No Survival Benefit Found When Adding Bevacizumab to Gemcitabine/Cisplatin in Malignant Mesothelioma

Hedy L. Kindler, MD

The addition of the VEGF-inhibitor bevacizumab to gemcitabine/cisplatin does not significantly improve progression-free survival (PFS) or overall survival (OS) in patients with previously untreated, unresectable malignant mesothelioma (MM), according to the results of a phase II study.

Hedy L. Kindler, MD, medical director of the Gastrointestinal Oncology Division at the University of Chicago, Illinois, and colleagues elsewhere treated patients with 1250 mg/m2 of gemcitabine on days 1 and 8 every 21 days, 75 mg/m2 of cisplatin every 21 days, and 15 mg/kg of bevacizumab or placebo every 21 days for six cycles, and then bevacizumab or placebo every 21 days until progression. Random assignment was stratified by ECOG performance status (0 vs 1) and histology (epithelial vs sarcomatoid, mixed, or other subtypes).

Malignant mesothelioma is a rare malignancy, with about 2500 Americans diagnosed each year, Kindler et al wrote. Gemcitabine combined with cisplatin is active in mesothelioma, however, singlearm phase II studies have produced widely variable results. Small sample sizes, heterogeneity in patient prognostic factors, and diverse methods of response assessment are probable contributors to the divergent outcomes that have been reported, the researchers noted.
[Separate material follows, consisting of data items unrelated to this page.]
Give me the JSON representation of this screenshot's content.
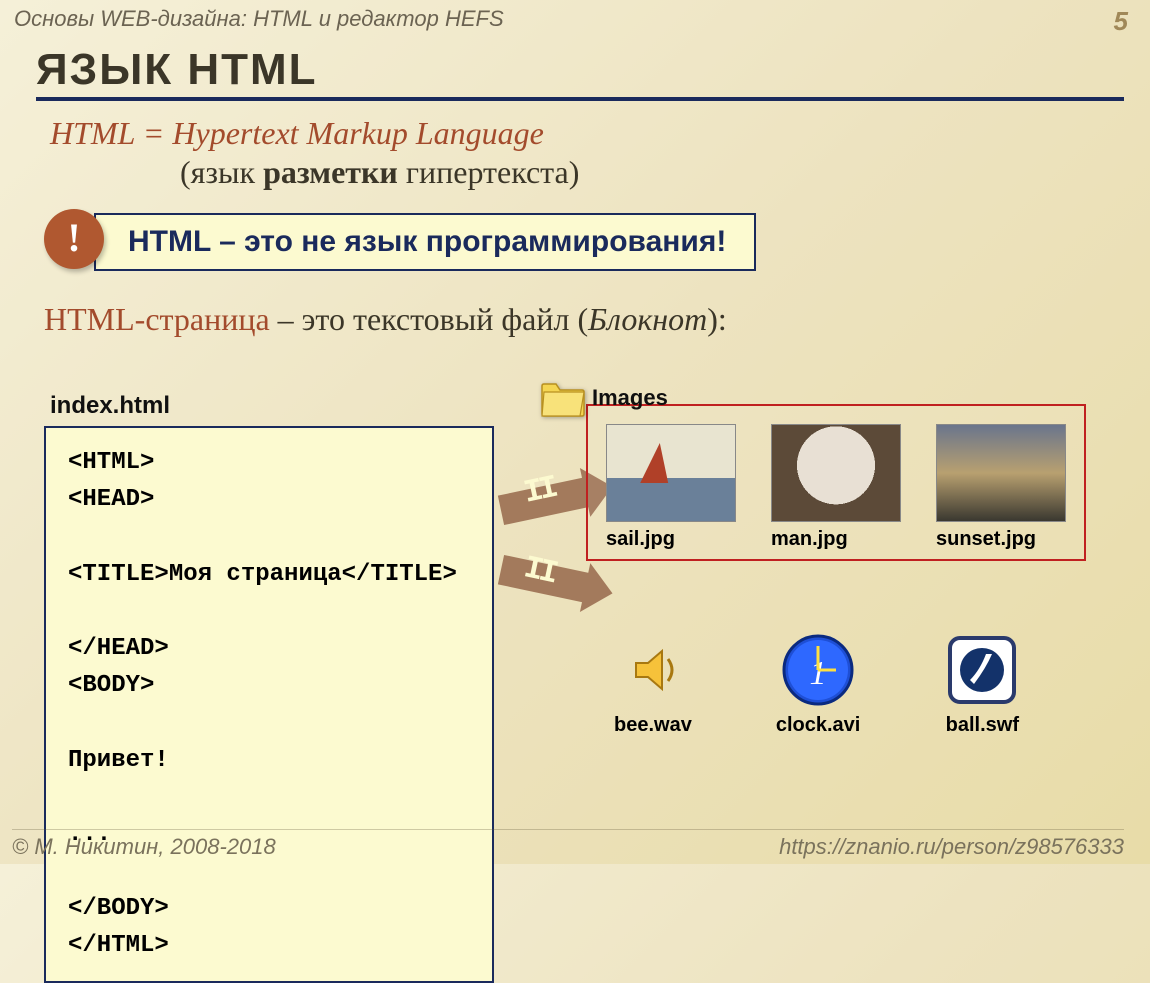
{
  "header": {
    "course_title": "Основы WEB-дизайна: HTML и редактор HEFS",
    "page_number": "5"
  },
  "section_title": "ЯЗЫК HTML",
  "definition": {
    "line1": "HTML = Hypertext Markup Language",
    "line2_open": "(язык ",
    "line2_bold": "разметки",
    "line2_close": " гипертекста)"
  },
  "callout": {
    "bang": "!",
    "text": "HTML – это не язык программирования!"
  },
  "description": {
    "red": "HTML-страница",
    "mid": " – это текстовый файл (",
    "italic": "Блокнот",
    "close": "):"
  },
  "file": {
    "name": "index.html",
    "code": "<HTML>\n<HEAD>\n\n<TITLE>Моя страница</TITLE>\n\n</HEAD>\n<BODY>\n\nПривет!\n\n...\n\n</BODY>\n</HTML>"
  },
  "images_panel": {
    "folder_label": "Images",
    "thumbs": [
      {
        "label": "sail.jpg"
      },
      {
        "label": "man.jpg"
      },
      {
        "label": "sunset.jpg"
      }
    ]
  },
  "lower_files": [
    {
      "label": "bee.wav"
    },
    {
      "label": "clock.avi"
    },
    {
      "label": "ball.swf"
    }
  ],
  "footer": {
    "author": "© М. Никитин, 2008-2018",
    "url": "https://znanio.ru/person/z98576333"
  }
}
The addition of bevacizumab to chemotherapy has been shown to boost outcomes in breast, colon, lung, and kidney cancers. Because preclinical data suggested a major role for the VEGF pathway in MM biology and several VEGF inhibitors have demonstrated modest single-agent activity in phase II studies of patients with MM, the study investigators decided that it was “plausible” that the addition of bevacizumab to systemic chemotherapy in patients with MM would yield similar favorable results. Since pemetrexed was not commercially available at the start of the trial, the popular gemcitabine/cisplatin combination was selected for testing in combination with bevacizumab.

Study participants had an ECOG performance status of 0 to 1 and no thrombosis, bleeding, or major blood vessel invasion. Overall, 108 patients were evaluable. The primary endpoint was PFS.

The median PFS was 6.9 months for the bevacizumab arm and 6.0 months for the placebo arm (P = .88). The median OS w as 15.6 and 14.7 months in the two treatment arms, respectively (P = .91). The partial response rate was similar in the bevacizumab and placebo arms (24.5% vs 21.8%; P = .74).

Baseline VEGF values obtained in 56 patients indicated that a higher pretreatment plasma VEGF concentration was associated with shorter PFS (P = .02) and OS (P = .0066), regardless of treatment assignment. The authors described this finding as “intriguing” but emphasized that it should be interpreted “cautiously” because of the relatively small sample sizes.

There were no statistically significant differences in the rates of grade 3 or greater toxicity between treatment groups.

Kindler et al noted that, to the best of their knowledge, this was the first randomized phase II study conducted in patients with MM.

Kindler HL, Karrison TG, Gandara DR, et al. Multicenter, double-blind, placebo-controlled, randomized phase II trial of gemcitabine/cisplatin plus bevacizumab or placebo in patients with malignant mesothelioma. J Clin Oncol. 2012;30(20):2509-2515.